Whether or not to ignore source files in the server sourcemap, used to populate the x_google_ignoreList source map extension.

server.sourcemapIgnoreList is the equivalent of build.rollupOptions.output.sourcemapIgnoreList for the dev server. A difference between the two config options is that the rollup function is called with a relative path for sourcePath while server.sourcemapIgnoreList is called with an absolute path. During dev, most modules have the map and the source in the same folder, so the relative path for sourcePath is the file name itself. In these cases, absolute paths makes it convenient to be used instead.

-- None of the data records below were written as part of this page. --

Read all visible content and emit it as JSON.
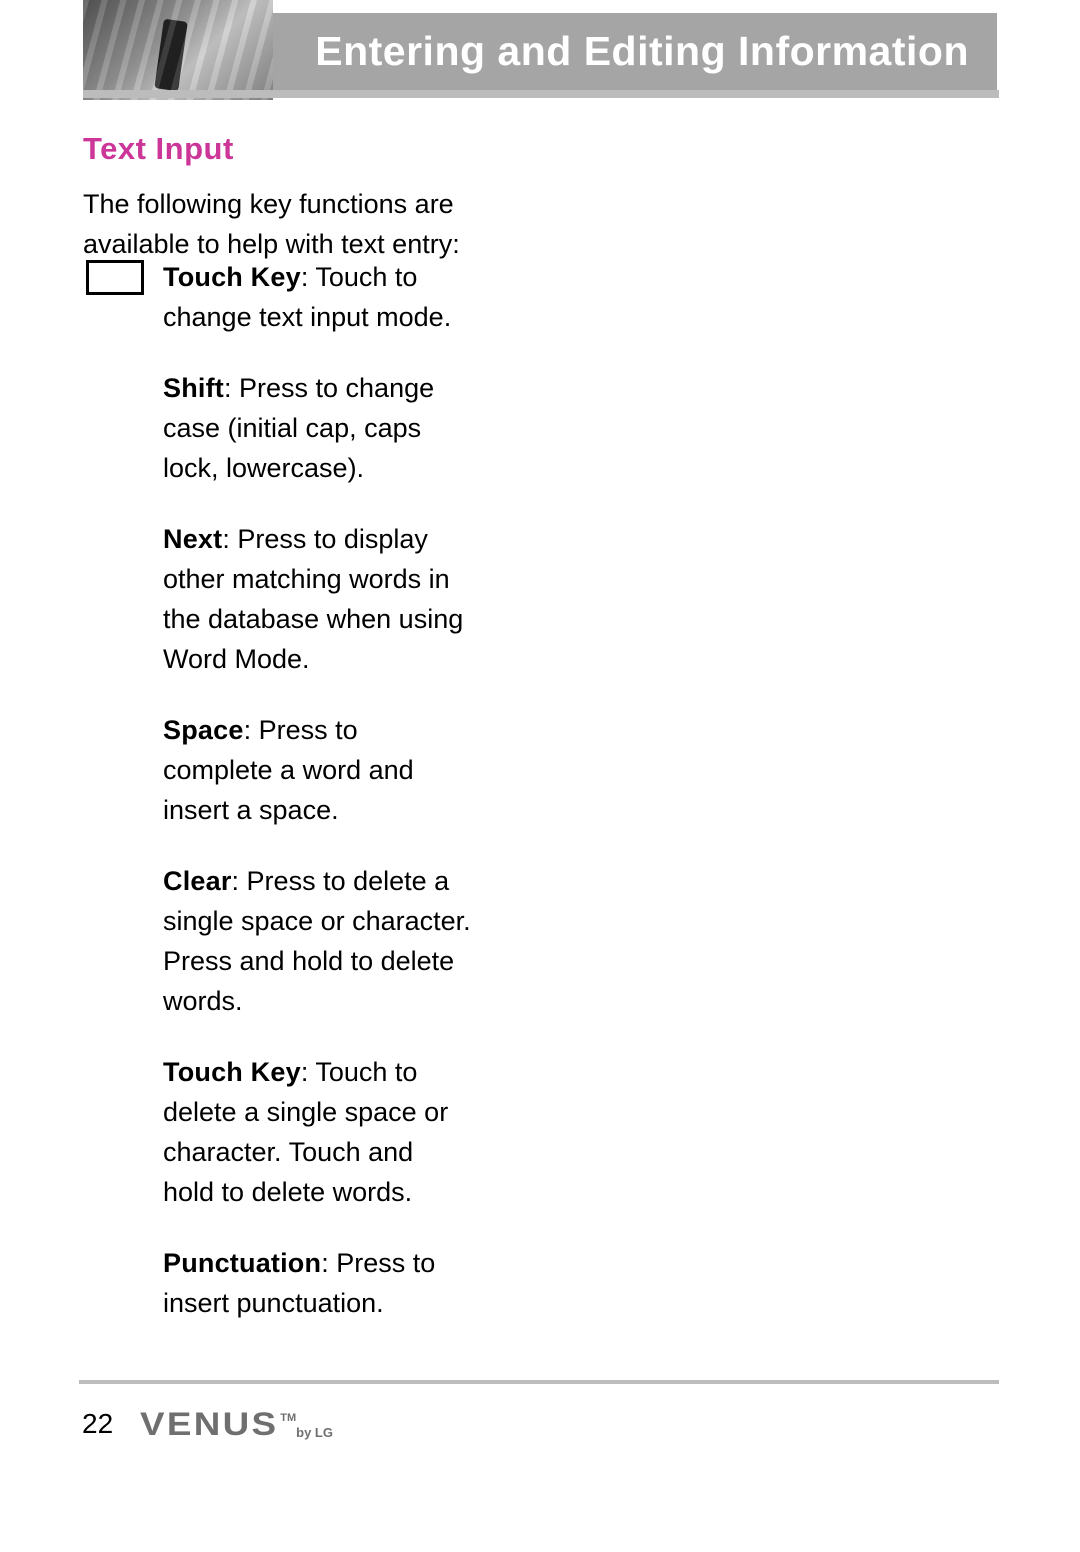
{
  "header": {
    "title": "Entering and Editing Information"
  },
  "section": {
    "title": "Text Input",
    "intro": "The following key functions are available to help with text entry:"
  },
  "definitions": [
    {
      "term": "Touch Key",
      "desc": ": Touch to change text input mode."
    },
    {
      "term": "Shift",
      "desc": ": Press to change case (initial cap, caps lock, lowercase)."
    },
    {
      "term": "Next",
      "desc": ": Press to display other matching words in the database when using Word Mode."
    },
    {
      "term": "Space",
      "desc": ": Press to complete a word and insert a space."
    },
    {
      "term": "Clear",
      "desc": ": Press to delete a single space or character. Press and hold to delete words."
    },
    {
      "term": "Touch Key",
      "desc": ": Touch to delete a single space or character. Touch and hold to delete words."
    },
    {
      "term": "Punctuation",
      "desc": ": Press to insert punctuation."
    }
  ],
  "footer": {
    "page_number": "22",
    "logo_main": "VENUS",
    "logo_tm": "TM",
    "logo_sub": "by LG"
  }
}
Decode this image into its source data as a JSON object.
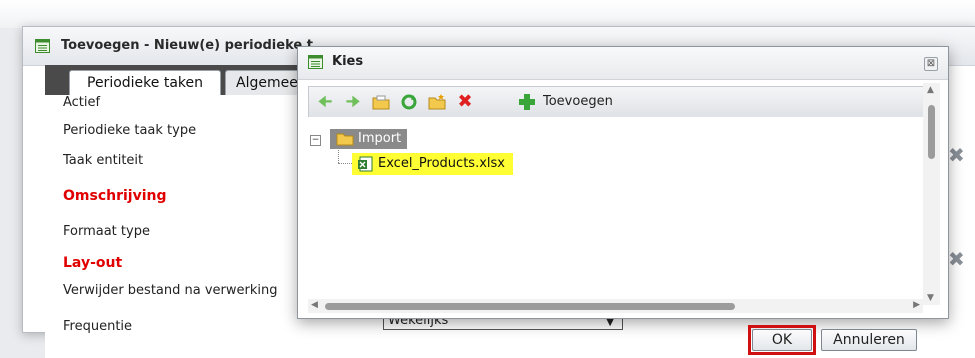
{
  "background_window": {
    "title": "Toevoegen - Nieuw(e) periodieke t",
    "tabs": [
      {
        "label": "Periodieke taken"
      },
      {
        "label": "Algemeen"
      }
    ],
    "fields": [
      {
        "label": "Actief"
      },
      {
        "label": "Periodieke taak type"
      },
      {
        "label": "Taak entiteit"
      },
      {
        "label": "Omschrijving"
      },
      {
        "label": "Formaat type"
      },
      {
        "label": "Lay-out"
      },
      {
        "label": "Verwijder bestand na verwerking"
      },
      {
        "label": "Frequentie"
      }
    ],
    "frequency_select_value": "Wekelijks"
  },
  "dialog": {
    "title": "Kies",
    "close_glyph": "⊠",
    "toolbar": {
      "add_label": "Toevoegen"
    },
    "tree": {
      "root": {
        "label": "Import",
        "expanded": true
      },
      "children": [
        {
          "label": "Excel_Products.xlsx",
          "selected": true
        }
      ]
    },
    "buttons": {
      "ok": "OK",
      "cancel": "Annuleren"
    }
  },
  "colors": {
    "section_label": "#e00000",
    "selected_file_highlight": "#ffff33",
    "ok_focus_outline": "#d01010"
  }
}
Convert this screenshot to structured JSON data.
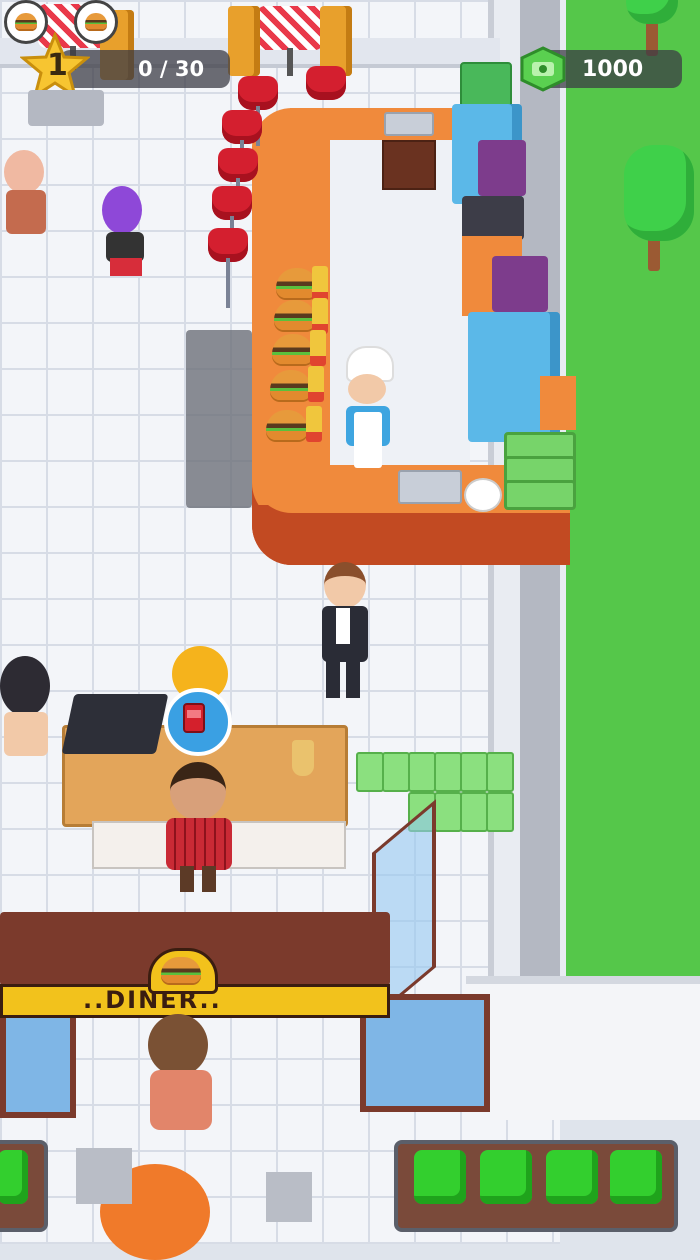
{
  "hud": {
    "level": "1",
    "customer_progress": "0 / 30",
    "money": "1000"
  },
  "sign": {
    "diner_label": "..DINER.."
  },
  "icons": {
    "level": "star-icon",
    "money": "cash-icon",
    "order_bubble": "burger-icon",
    "customer_request": "soda-icon"
  },
  "colors": {
    "counter": "#f08a3c",
    "counter_side": "#c24a22",
    "grass": "#55c74a",
    "cash": "#77d46a",
    "star": "#f7c531"
  }
}
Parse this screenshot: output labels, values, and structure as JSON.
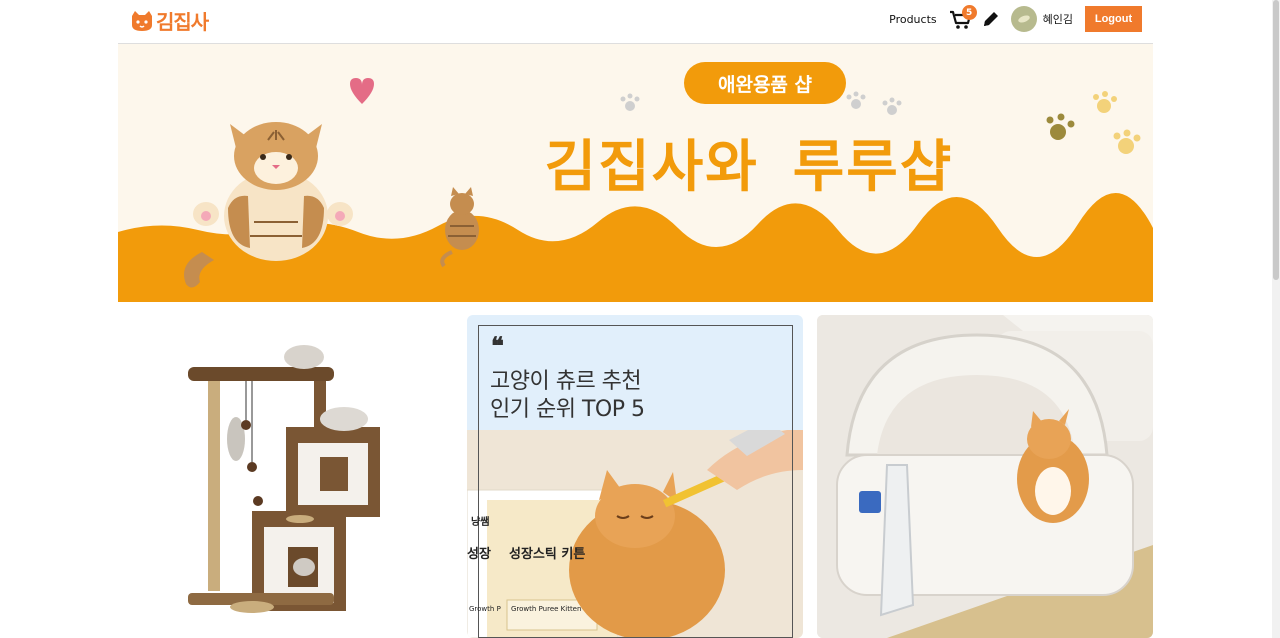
{
  "header": {
    "logo_text": "김집사",
    "nav_products": "Products",
    "cart_count": "5",
    "username": "혜인김",
    "logout_label": "Logout"
  },
  "banner": {
    "pill_text": "애완용품 샵",
    "title_left": "김집사와",
    "title_right": "루루샵"
  },
  "cards": {
    "card2": {
      "quote_mark": "❝",
      "line1": "고양이 츄르 추천",
      "line2": "인기 순위 TOP 5",
      "pkg_text": "성장스틱 키튼",
      "pkg_side": "성장",
      "pkg_brand": "냥쌤",
      "pkg_small": "Growth Puree Kitten",
      "pkg_small2": "Growth P"
    }
  },
  "colors": {
    "accent": "#f07a2c",
    "banner_orange": "#f29b0b",
    "banner_bg": "#fdf7ec"
  }
}
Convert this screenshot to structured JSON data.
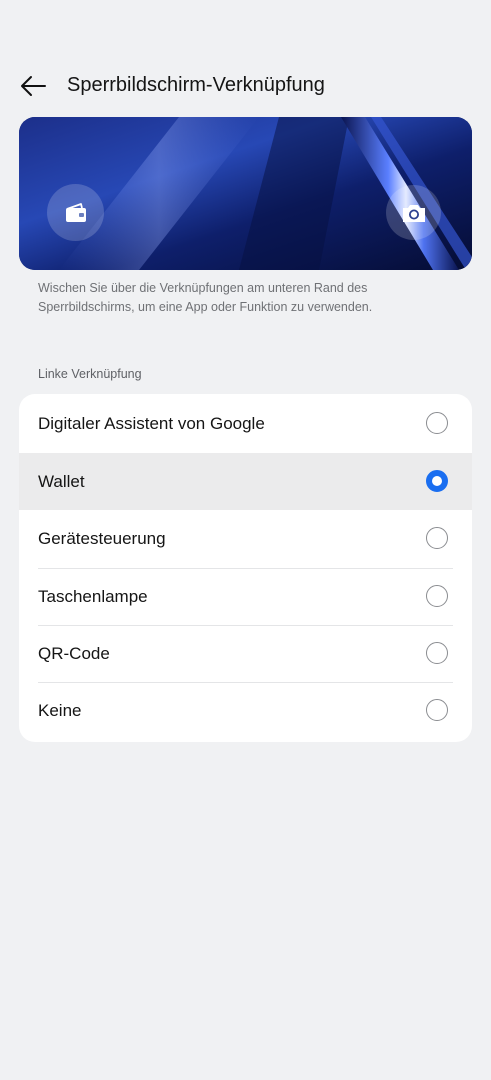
{
  "header": {
    "title": "Sperrbildschirm-Verknüpfung",
    "back_icon": "arrow-left-icon"
  },
  "preview": {
    "left_icon": "wallet-icon",
    "right_icon": "camera-icon",
    "background_colors": [
      "#0b1a55",
      "#2a55c9",
      "#1a3a9e"
    ]
  },
  "description": "Wischen Sie über die Verknüpfungen am unteren Rand des Sperrbildschirms, um eine App oder Funktion zu verwenden.",
  "section": {
    "label": "Linke Verknüpfung"
  },
  "options": [
    {
      "label": "Digitaler Assistent von Google",
      "selected": false
    },
    {
      "label": "Wallet",
      "selected": true
    },
    {
      "label": "Gerätesteuerung",
      "selected": false
    },
    {
      "label": "Taschenlampe",
      "selected": false
    },
    {
      "label": "QR-Code",
      "selected": false
    },
    {
      "label": "Keine",
      "selected": false
    }
  ],
  "colors": {
    "accent": "#1a6ef0",
    "background": "#f0f1f3",
    "card": "#ffffff",
    "selected_row": "#ebebec"
  }
}
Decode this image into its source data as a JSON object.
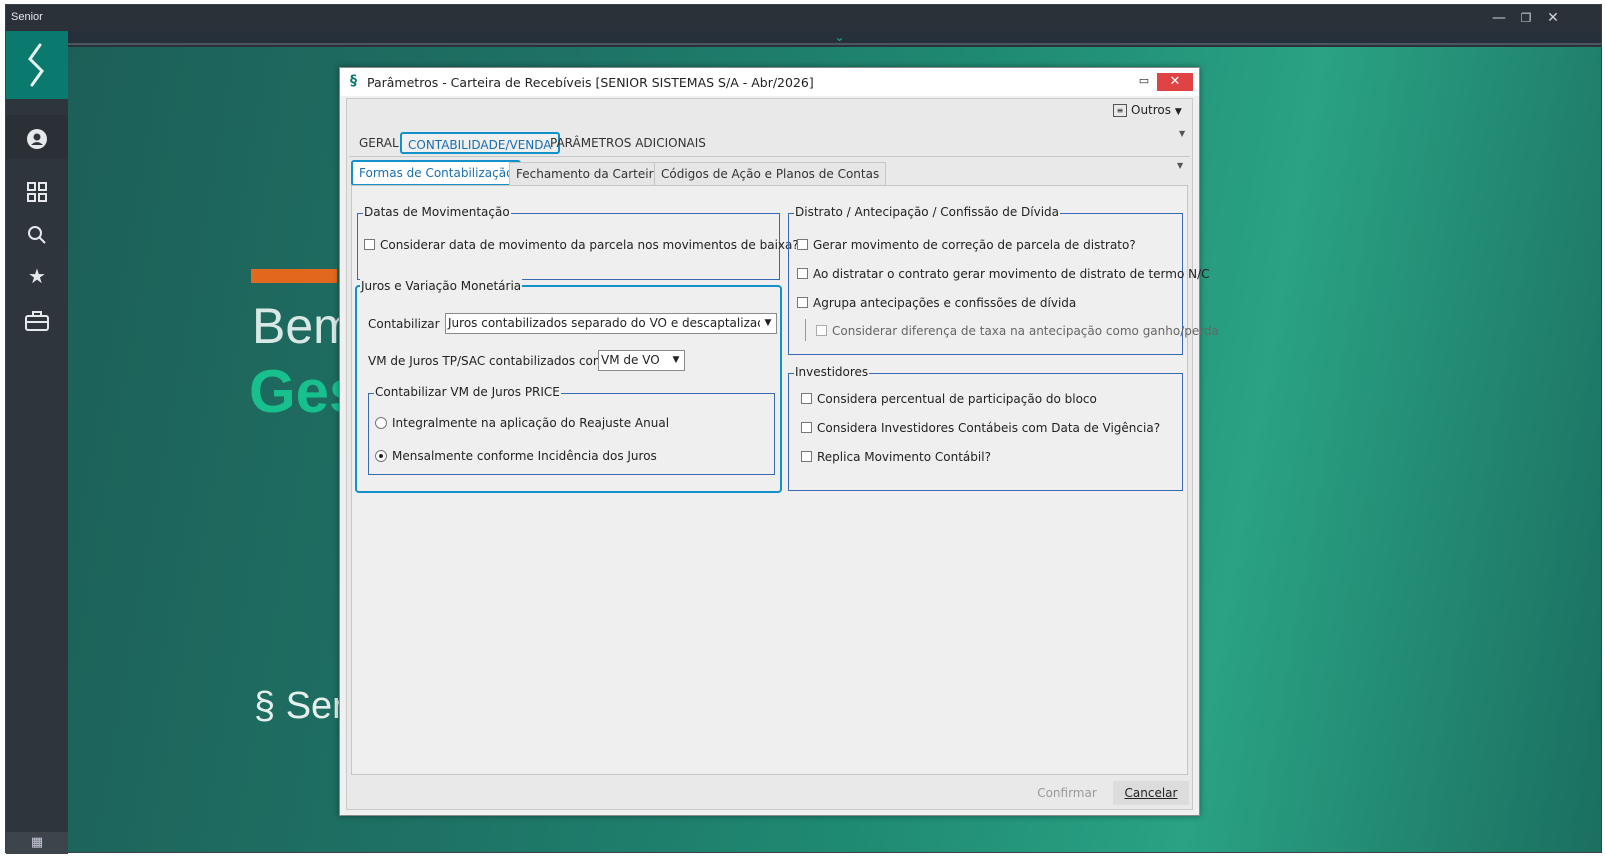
{
  "app": {
    "brand": "Senior",
    "minimize": "—",
    "restore": "❐",
    "close": "✕"
  },
  "sidebar": {
    "logo": "§",
    "user": "●",
    "grid": "▦",
    "search": "⌕",
    "star": "★",
    "briefcase": "▣",
    "calendar": "▦"
  },
  "background": {
    "greeting_partial": "Bem",
    "title_partial": "Ges",
    "logo_partial": "§ Ser"
  },
  "dialog": {
    "title": "Parâmetros - Carteira de Recebíveis [SENIOR SISTEMAS S/A - Abr/2026]",
    "outros_label": "Outros",
    "tabs": [
      "GERAL",
      "CONTABILIDADE/VENDA",
      "PARÂMETROS ADICIONAIS"
    ],
    "subtabs": [
      "Formas de Contabilização",
      "Fechamento da Carteira",
      "Códigos de Ação e Planos de Contas"
    ],
    "datas": {
      "legend": "Datas de Movimentação",
      "opt1": "Considerar data de movimento da parcela nos movimentos de baixa?"
    },
    "juros": {
      "legend": "Juros e Variação Monetária",
      "contabilizar_label": "Contabilizar",
      "contabilizar_value": "Juros contabilizados separado do VO e descaptalizados",
      "vm_label": "VM de Juros TP/SAC contabilizados como",
      "vm_value": "VM de VO",
      "price_legend": "Contabilizar VM de Juros PRICE",
      "radio1": "Integralmente na aplicação do Reajuste Anual",
      "radio2": "Mensalmente conforme Incidência dos Juros"
    },
    "distrato": {
      "legend": "Distrato / Antecipação / Confissão de Dívida",
      "opt1": "Gerar movimento de correção de parcela de distrato?",
      "opt2": "Ao distratar o contrato gerar movimento de distrato de termo N/C",
      "opt3": "Agrupa antecipações e confissões de dívida",
      "opt4": "Considerar diferença de taxa na antecipação como ganho/perda"
    },
    "investidores": {
      "legend": "Investidores",
      "opt1": "Considera percentual de participação do bloco",
      "opt2": "Considera Investidores Contábeis com Data de Vigência?",
      "opt3": "Replica Movimento Contábil?"
    },
    "confirm": "Confirmar",
    "cancel": "Cancelar"
  }
}
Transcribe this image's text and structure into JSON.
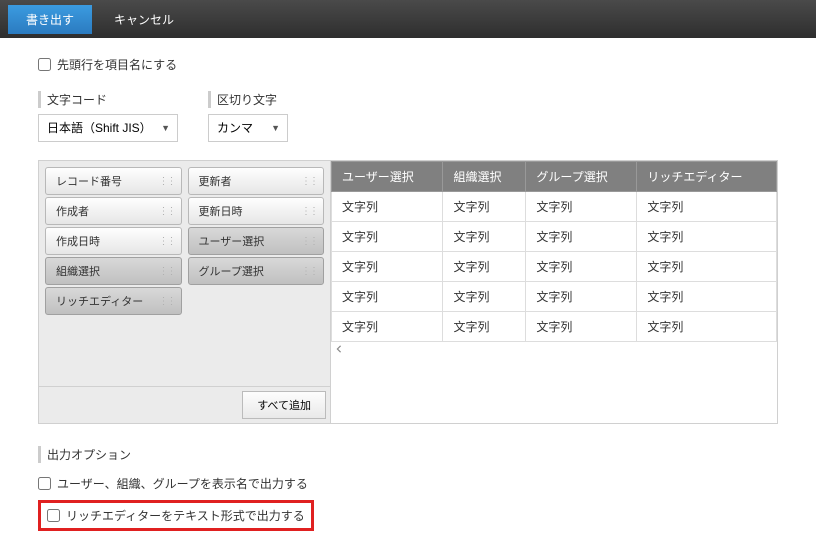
{
  "toolbar": {
    "export": "書き出す",
    "cancel": "キャンセル"
  },
  "header_row": {
    "label": "先頭行を項目名にする"
  },
  "encoding": {
    "label": "文字コード",
    "value": "日本語（Shift JIS）"
  },
  "delimiter": {
    "label": "区切り文字",
    "value": "カンマ"
  },
  "pool": {
    "col1": [
      {
        "label": "レコード番号",
        "selected": false
      },
      {
        "label": "作成者",
        "selected": false
      },
      {
        "label": "作成日時",
        "selected": false
      },
      {
        "label": "組織選択",
        "selected": true
      },
      {
        "label": "リッチエディター",
        "selected": true
      }
    ],
    "col2": [
      {
        "label": "更新者",
        "selected": false
      },
      {
        "label": "更新日時",
        "selected": false
      },
      {
        "label": "ユーザー選択",
        "selected": true
      },
      {
        "label": "グループ選択",
        "selected": true
      }
    ],
    "add_all": "すべて追加"
  },
  "table": {
    "headers": [
      "ユーザー選択",
      "組織選択",
      "グループ選択",
      "リッチエディター"
    ],
    "rows": [
      [
        "文字列",
        "文字列",
        "文字列",
        "文字列"
      ],
      [
        "文字列",
        "文字列",
        "文字列",
        "文字列"
      ],
      [
        "文字列",
        "文字列",
        "文字列",
        "文字列"
      ],
      [
        "文字列",
        "文字列",
        "文字列",
        "文字列"
      ],
      [
        "文字列",
        "文字列",
        "文字列",
        "文字列"
      ]
    ]
  },
  "output_options": {
    "label": "出力オプション",
    "opt1": "ユーザー、組織、グループを表示名で出力する",
    "opt2": "リッチエディターをテキスト形式で出力する"
  }
}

By default, it excludes all paths containing node_modules. You can pass false to disable this behavior, or, for full control, a function that takes the source path and sourcemap path and returns whether to ignore the source path.

js
export default defineConfig({
  server: {
    // This is the default value, and will add all files with node_modules
    // in their paths to the ignore list.
    sourcemapIgnoreList(sourcePath, sourcemapPath) {
      return sourcePath.includes('node_modules')
    },
  },
})

Note

server.sourcemapIgnoreList and build.rollupOptions.output.sourcemapIgnoreList need to be set independently. server.sourcemapIgnoreList is a server only config and doesn't get its default value from the defined rollup options.